Há 124 anos o Brasil adotou o sistema de governo presidencialista, referendando o chefe da Nação através do voto direto. Entretanto, a história das eleições no Brasil foi marcada por dois regimes ditatoriais e pela prática do voto de ‘cabresto’, ou seja, o controle do meio político pelo abuso de poder.

O primeiro regime ditatorial brasileiro foi o Estado Novo, que durou de 1937 a 1945, liderado por Getúlio Vargas. Na época, o Brasil vivia a expectativa de eleições diretas para presidente, que seriam realizadas em 1938.
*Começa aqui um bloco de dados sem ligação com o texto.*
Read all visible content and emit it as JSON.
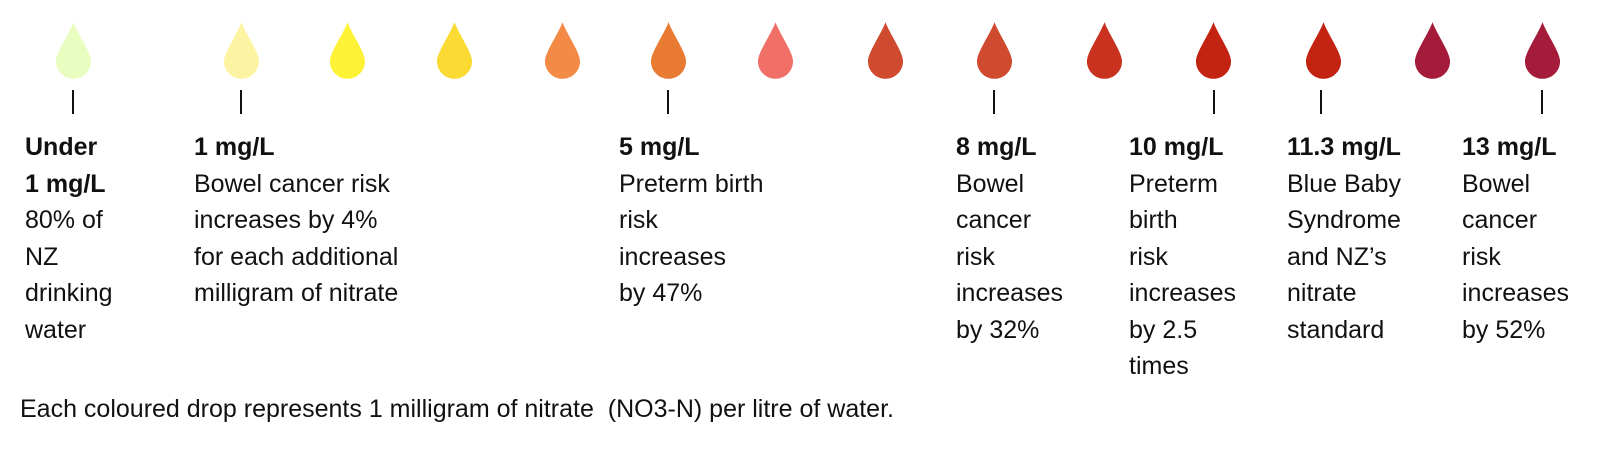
{
  "drops": [
    {
      "color": "#E8FDBF"
    },
    {
      "color": "#FDF4A3"
    },
    {
      "color": "#FEF236"
    },
    {
      "color": "#FADA33"
    },
    {
      "color": "#F38B46"
    },
    {
      "color": "#E87A32"
    },
    {
      "color": "#F07068"
    },
    {
      "color": "#D04A30"
    },
    {
      "color": "#D04A30"
    },
    {
      "color": "#C8321F"
    },
    {
      "color": "#C32412"
    },
    {
      "color": "#C32412"
    },
    {
      "color": "#A41C3A"
    },
    {
      "color": "#A41C3A"
    }
  ],
  "markers": [
    {
      "heading": [
        "Under",
        "1 mg/L"
      ],
      "body": [
        "80% of",
        "NZ",
        "drinking",
        "water"
      ]
    },
    {
      "heading": [
        "1 mg/L"
      ],
      "body": [
        "Bowel cancer risk",
        "increases by 4%",
        "for each additional",
        "milligram of nitrate"
      ]
    },
    {
      "heading": [
        "5 mg/L"
      ],
      "body": [
        "Preterm birth",
        "risk",
        "increases",
        "by 47%"
      ]
    },
    {
      "heading": [
        "8 mg/L"
      ],
      "body": [
        "Bowel",
        "cancer",
        "risk",
        "increases",
        "by 32%"
      ]
    },
    {
      "heading": [
        "10 mg/L"
      ],
      "body": [
        "Preterm",
        "birth",
        "risk",
        "increases",
        "by 2.5",
        "times"
      ]
    },
    {
      "heading": [
        "11.3 mg/L"
      ],
      "body": [
        "Blue Baby",
        "Syndrome",
        "and NZ’s",
        "nitrate",
        "standard"
      ]
    },
    {
      "heading": [
        "13 mg/L"
      ],
      "body": [
        "Bowel",
        "cancer",
        "risk",
        "increases",
        "by 52%"
      ]
    }
  ],
  "footer": "Each coloured drop represents 1 milligram of nitrate  (NO3-N) per litre of water."
}
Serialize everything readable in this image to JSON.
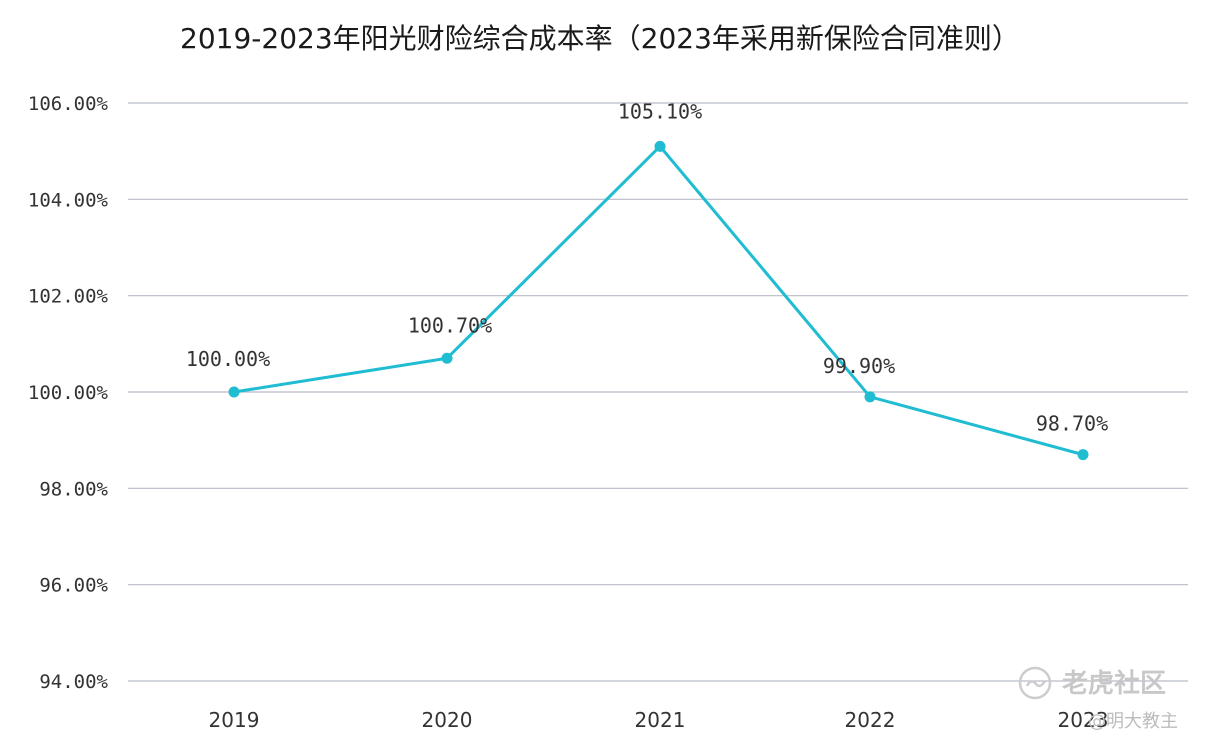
{
  "chart_data": {
    "type": "line",
    "title": "2019-2023年阳光财险综合成本率（2023年采用新保险合同准则）",
    "categories": [
      "2019",
      "2020",
      "2021",
      "2022",
      "2023"
    ],
    "series": [
      {
        "values": [
          100.0,
          100.7,
          105.1,
          99.9,
          98.7
        ],
        "data_labels": [
          "100.00%",
          "100.70%",
          "105.10%",
          "99.90%",
          "98.70%"
        ]
      }
    ],
    "y_ticks": [
      94,
      96,
      98,
      100,
      102,
      104,
      106
    ],
    "y_tick_labels": [
      "94.00%",
      "96.00%",
      "98.00%",
      "100.00%",
      "102.00%",
      "104.00%",
      "106.00%"
    ],
    "ylim": [
      94,
      106
    ],
    "grid": true,
    "legend": "none",
    "colors": {
      "series": "#1fbcd2",
      "grid": "#b8bcc8"
    }
  },
  "watermark": {
    "brand": "老虎社区",
    "author": "@明大教主"
  }
}
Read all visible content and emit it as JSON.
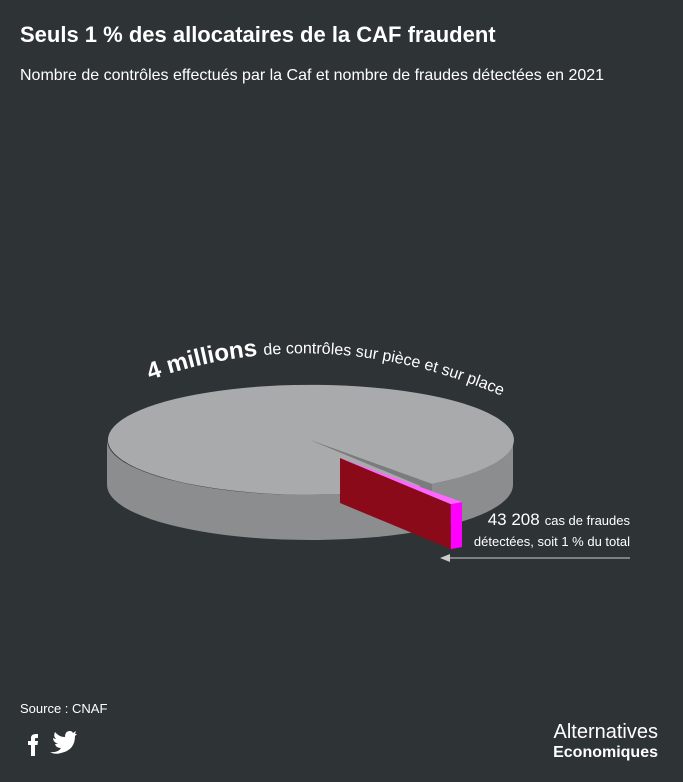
{
  "chart_data": {
    "type": "pie",
    "title": "Seuls 1 % des allocataires de la CAF fraudent",
    "subtitle": "Nombre de contrôles effectués par la Caf et nombre de fraudes détectées en 2021",
    "values": [
      4000000,
      43208
    ],
    "value_labels": [
      "4 millions",
      "43 208"
    ],
    "colors": [
      "#a8aaab",
      "#ff00ff"
    ],
    "slice_texts": [
      "de contrôles sur pièce et sur place",
      "cas de fraudes"
    ],
    "annotation": "détectées, soit 1 % du total",
    "source": "Source : CNAF"
  },
  "brand": [
    "Alternatives",
    "Economiques"
  ]
}
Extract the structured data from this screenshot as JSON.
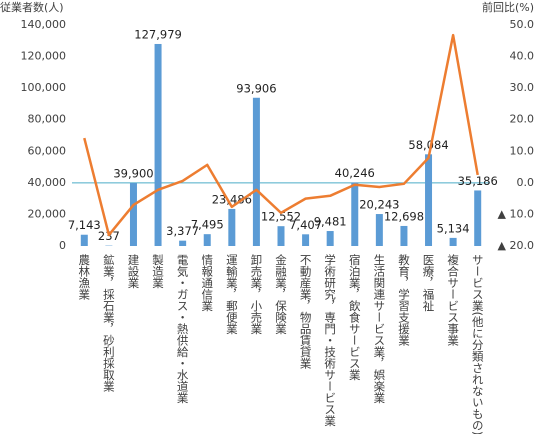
{
  "chart_data": {
    "type": "bar-line",
    "y_label": "従業者数(人)",
    "y2_label": "前回比(%)",
    "categories": [
      "農林漁業",
      "鉱業，採石業，砂利採取業",
      "建設業",
      "製造業",
      "電気・ガス・熱供給・水道業",
      "情報通信業",
      "運輸業，郵便業",
      "卸売業，小売業",
      "金融業，保険業",
      "不動産業，物品賃貸業",
      "学術研究，専門・技術サービス業",
      "宿泊業，飲食サービス業",
      "生活関連サービス業，娯楽業",
      "教育，学習支援業",
      "医療，福祉",
      "複合サービス事業",
      "サービス業(他に分類されないもの)"
    ],
    "series": [
      {
        "color": "#5b9bd5",
        "values": [
          7143,
          237,
          39900,
          127979,
          3377,
          7495,
          23486,
          93906,
          12552,
          7407,
          9481,
          40246,
          20243,
          12698,
          58084,
          5134,
          35186
        ],
        "value_labels": [
          "7,143",
          "237",
          "39,900",
          "127,979",
          "3,377",
          "7,495",
          "23,486",
          "93,906",
          "12,552",
          "7,407",
          "9,481",
          "40,246",
          "20,243",
          "12,698",
          "58,084",
          "5,134",
          "35,186"
        ]
      },
      {
        "type": "line",
        "axis": "y2",
        "color": "#ed7d31",
        "values": [
          14.2,
          -16.5,
          -7,
          -2.2,
          0.6,
          5.7,
          -7.6,
          -2.2,
          -9.5,
          -5,
          -4.1,
          -0.6,
          -1.3,
          -0.3,
          7.9,
          46.8,
          2.5
        ]
      }
    ],
    "ylim": [
      0,
      140000
    ],
    "yticks": [
      0,
      {
        "value": 20000,
        "label": "20,000"
      },
      {
        "value": 40000,
        "label": "40,000"
      },
      {
        "value": 60000,
        "label": "60,000"
      },
      {
        "value": 80000,
        "label": "80,000"
      },
      {
        "value": 100000,
        "label": "100,000"
      },
      {
        "value": 120000,
        "label": "120,000"
      },
      {
        "value": 140000,
        "label": "140,000"
      }
    ],
    "y2lim": [
      -20,
      50
    ],
    "y2ticks": [
      {
        "value": -20,
        "label": "▲ 20.0"
      },
      {
        "value": -10,
        "label": "▲ 10.0"
      },
      {
        "value": 0,
        "label": "0.0"
      },
      {
        "value": 10,
        "label": "10.0"
      },
      {
        "value": 20,
        "label": "20.0"
      },
      {
        "value": 30,
        "label": "30.0"
      },
      {
        "value": 40,
        "label": "40.0"
      },
      {
        "value": 50,
        "label": "50.0"
      }
    ],
    "zero_line_color": "#4bacc6"
  }
}
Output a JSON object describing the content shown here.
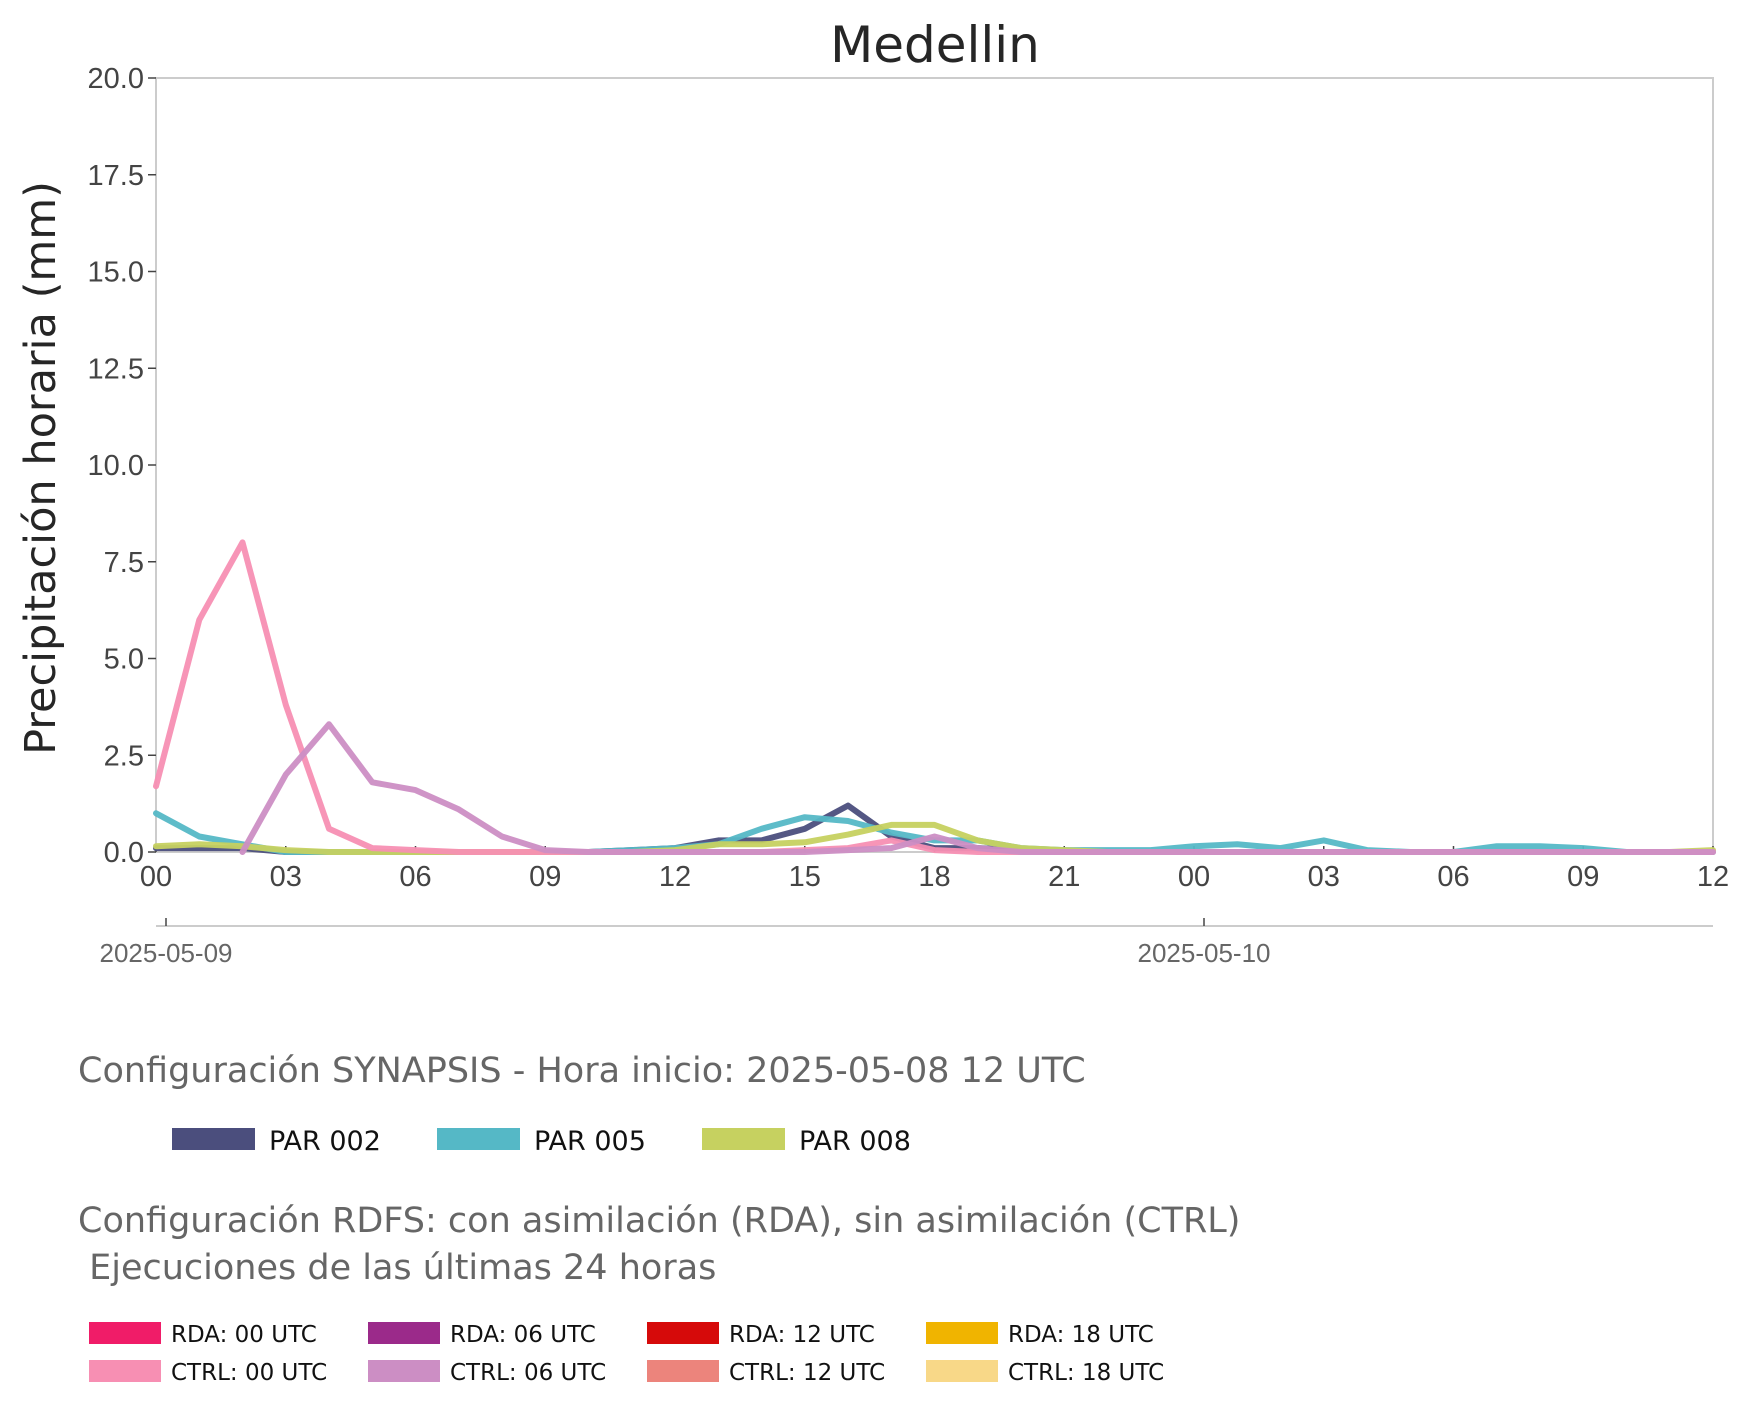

“O Brasil não tem tradição democrática, que vem se consolidando aos poucos. Mesmo antes do Estado Novo, o voto de cabresto era comum, fraudando as eleições”, avalia o historiador Renato Alencar Dotta.

Com o fim da ditadura de Vargas, o Brasil viveu nova onda de euforia protagonizada pela sensação de democracia, que caiu por terra em 1° de abril de 1964, quando outro golpe derrubou o presidente eleito João Goulart, estabelecendo os militares no poder até 1985.
Marcado pela repressão aos que contestavam o regime, a ditadura militar atingiu o ápice em dezembro de 1968, durante o governo do general Costa e Silva, fechando o Congresso Nacional e pondo fim à pouca liberdade de imprensa que havia.

Em 1989, o Brasil voltou a eleger um presidente da República através do voto direto. Fernando Collor (PRN) foi eleito derrotando Luiz Inácio Lula da Silva (PT), oriundo do movimento sindical do Grande ABC.

“Esse período foi significativo, sobretudo pela força da organização dos trabalhadores, que vislumbravam a possibilidade de conquistas maiores com atuação política”, considera o historiador Paulo Rezzutti.

O especialista recorda que em 1993 ocorreu consulta popular, prevista na primeira constituição brasileira, de 1891, para que fosse realizada futuramente consulta popular sobre o sistema de governo adotado no Brasil. Ou seja, a República ficou clandestina por 102 anos.

O sistema presidencialista foi mantido, prevalecendo sobre parlamentarismo e a monarquia. “A ratificação da República ocorreu mais de 100 anos depois do golpe militar arquitetado pelos republicanos”, disse Rezzutti.